Public Policy Forum Blog

Full-time Research That Benefits At-Risk Youth

Synergy, according to the Miriam-Webster Dictionary, is the increased effectiveness that results when two or more people or businesses work together. It exists in business ventures and public-private collaborations, and even amongst non-profits; however it is rarely seen amongst public agencies. This is why I want to discuss a highlight of a trip I recently took.

Last month, my colleagues and I had the privilege of attending the Governmental Research Association's annual policy conference in Pittsburgh. During our first full day, we heard from an education analyst at Allegheny County’s Department of Human Services (DHS), who discussed a public-public collaboration between Allegheny County and Pittsburgh Public Schools that began in 2010. Essentially, it is a data sharing partnership between the two agencies, where the DHS’ Office of Data Analysis, Research, and Evaluation (DARE) integrates school district data with DHS data to discover strategies and/or interventions to improve instruction and student performance. It is important to note that data can be shared only with the written consent of the parent/legal guardian of the child.

Currently, Allegheny County’s partnerships include 20 school districts, each with memorandums of understanding with the County. The districts share student data, including demographics and academic achievement, while DHS shares back child welfare and homelessness data. DARE then analyzes the data to discover challenges and opportunities to help districts get an understanding of what some of their students may be going through, such as homelessness, domestic abuse, or hunger.

For perspective: As of 2015-2016, 45% of youth in partner districts had prior involvement with DHS, while 56% had prior involvement with the human service system, as a whole.
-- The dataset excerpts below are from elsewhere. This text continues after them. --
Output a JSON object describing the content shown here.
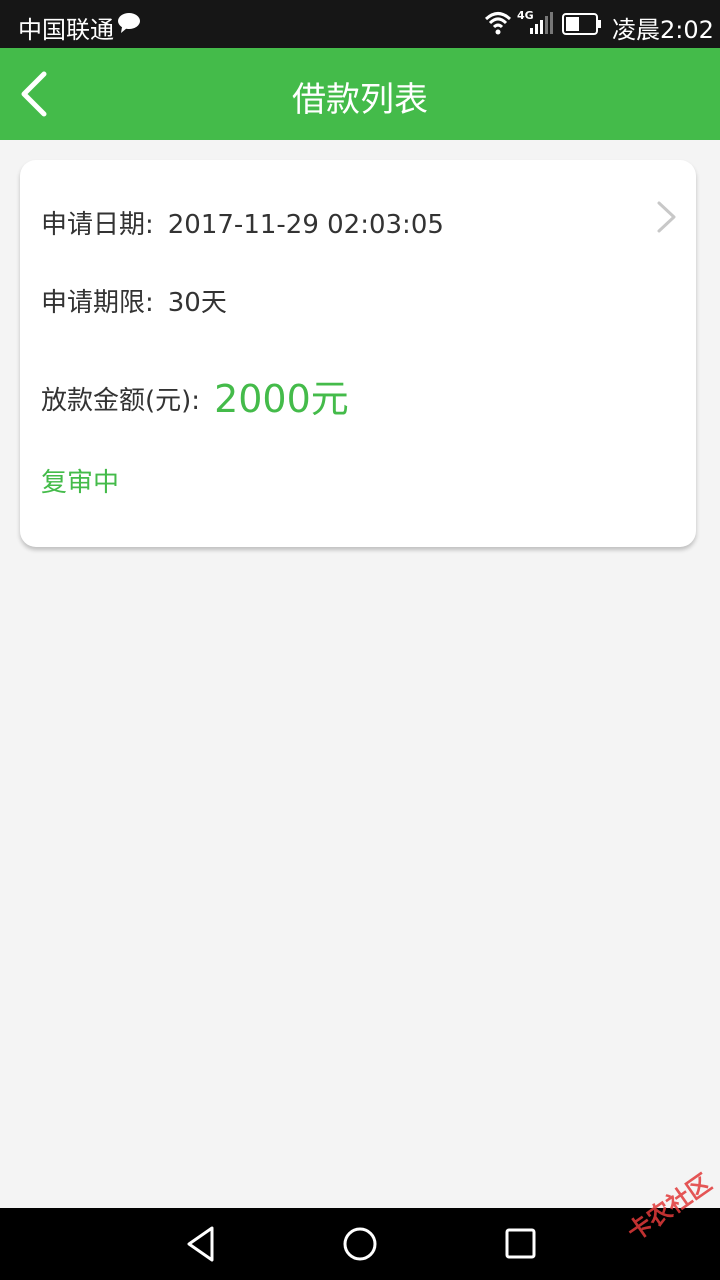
{
  "status_bar": {
    "carrier": "中国联通",
    "network": "4G",
    "time": "凌晨2:02"
  },
  "app_bar": {
    "title": "借款列表",
    "back_icon": "chevron-left-icon",
    "color": "#44bb4a"
  },
  "loan_card": {
    "date_label": "申请日期:",
    "date_value": "2017-11-29 02:03:05",
    "term_label": "申请期限:",
    "term_value": "30天",
    "amount_label": "放款金额(元):",
    "amount_value": "2000元",
    "status": "复审中",
    "chevron_icon": "chevron-right-icon"
  },
  "nav_bar": {
    "back_icon": "triangle-back-icon",
    "home_icon": "circle-home-icon",
    "recent_icon": "square-recent-icon"
  },
  "watermark": "卡农社区"
}
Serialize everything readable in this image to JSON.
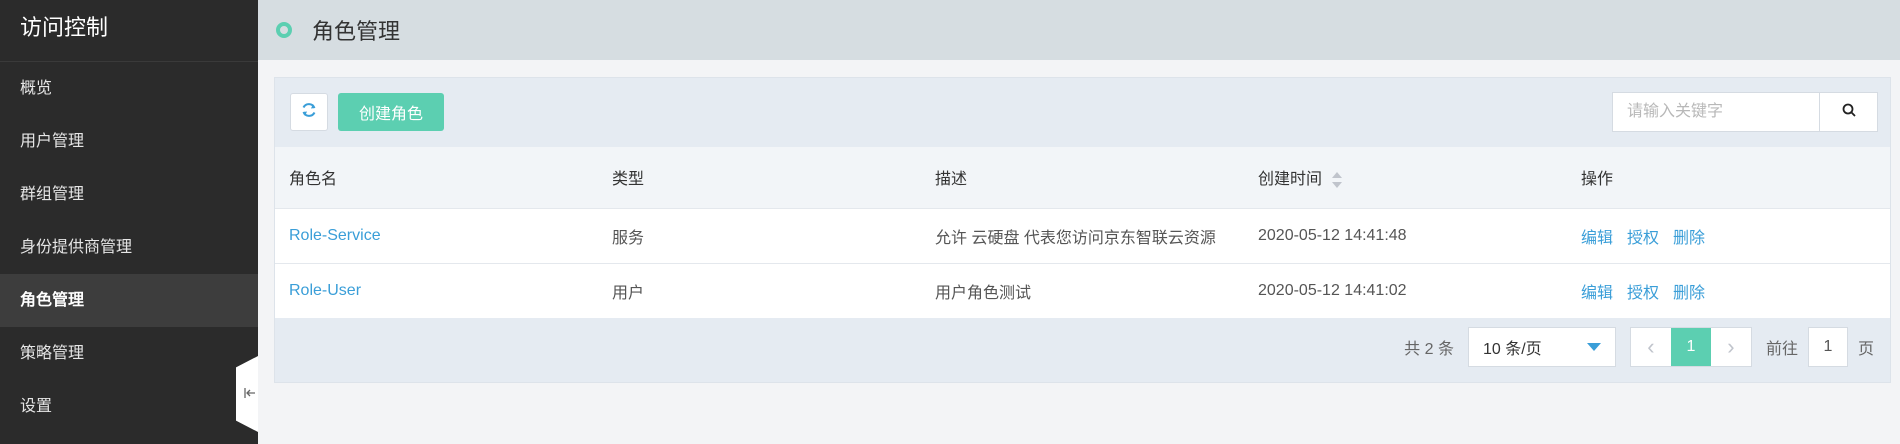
{
  "app": {
    "title": "访问控制"
  },
  "sidebar": {
    "items": [
      {
        "label": "概览"
      },
      {
        "label": "用户管理"
      },
      {
        "label": "群组管理"
      },
      {
        "label": "身份提供商管理"
      },
      {
        "label": "角色管理",
        "active": true
      },
      {
        "label": "策略管理"
      },
      {
        "label": "设置"
      }
    ],
    "collapse_icon": "collapse-left-icon"
  },
  "header": {
    "title": "角色管理",
    "accent_color": "#5ccfb1"
  },
  "toolbar": {
    "refresh_icon": "refresh-icon",
    "create_label": "创建角色",
    "search_placeholder": "请输入关键字",
    "search_value": "",
    "search_icon": "search-icon"
  },
  "table": {
    "columns": [
      "角色名",
      "类型",
      "描述",
      "创建时间",
      "操作"
    ],
    "rows": [
      {
        "name": "Role-Service",
        "type": "服务",
        "desc": "允许 云硬盘 代表您访问京东智联云资源",
        "created": "2020-05-12 14:41:48",
        "ops": [
          "编辑",
          "授权",
          "删除"
        ]
      },
      {
        "name": "Role-User",
        "type": "用户",
        "desc": "用户角色测试",
        "created": "2020-05-12 14:41:02",
        "ops": [
          "编辑",
          "授权",
          "删除"
        ]
      }
    ]
  },
  "pagination": {
    "total_text": "共 2 条",
    "page_size": "10 条/页",
    "current_page": "1",
    "goto_label": "前往",
    "goto_value": "1",
    "page_unit": "页"
  }
}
This tells us that DHS and partner school districts serve many of the same children. This makes data-sharing crucial for more positive outcomes for these children, many of whom are going through stressful situations that are distractions from learning.

The list of projects that have developed under these partnerships include the following:

  • Bridging the gap between government and schools to improve the experiences for students living in housing crises
  • Disproportionality in schools – assessing outcomes by race, gender, geography, and services utilized
  • Understanding service pathways for older students (crossover youth – studying the child welfare to juvenile probation “pipeline”)
  • School mobility – examining transient students in Allegheny County
  • Highlighting behavioral health service usage and needs in schools

Milwaukee County’s Department of Health and Human Services (DHHS) has a service array that is similar to that of Allegheny County’s DHS, especially in relation to children. And, given the linkage between poverty and social service needs, the fact that 83% of Milwaukee Public Schools (MPS) students qualify for free or reduced lunch suggests that the department serves many of the same children who attend MPS.

As in Allegheny County, data sharing between DHHS and MPS could be beneficial in understanding the challenges involved in serving the children who are touched by both entities. For example, if there is a student whose family has applied for a Section 8 voucher and has been placed on the waiting list, the student’s school may value that information, since the likelihood of having to deal with an eviction is much higher than with other students.

There also would be possibilities for research to better understand student behaviors and stressors, and how those can relate to school attendance and performance. Much of this can lead to predictive analytics, as has become the case for Allegheny County’s DHS.  Allegheny County’s efforts to increase synergy among public agencies should lead to consideration of the advantages that might come with a similar effort in Milwaukee. It seems like common sense for two public agencies, which serve or have a direct impact on many of the same youth, to share data for the purpose of helping each partner better understand those they serve.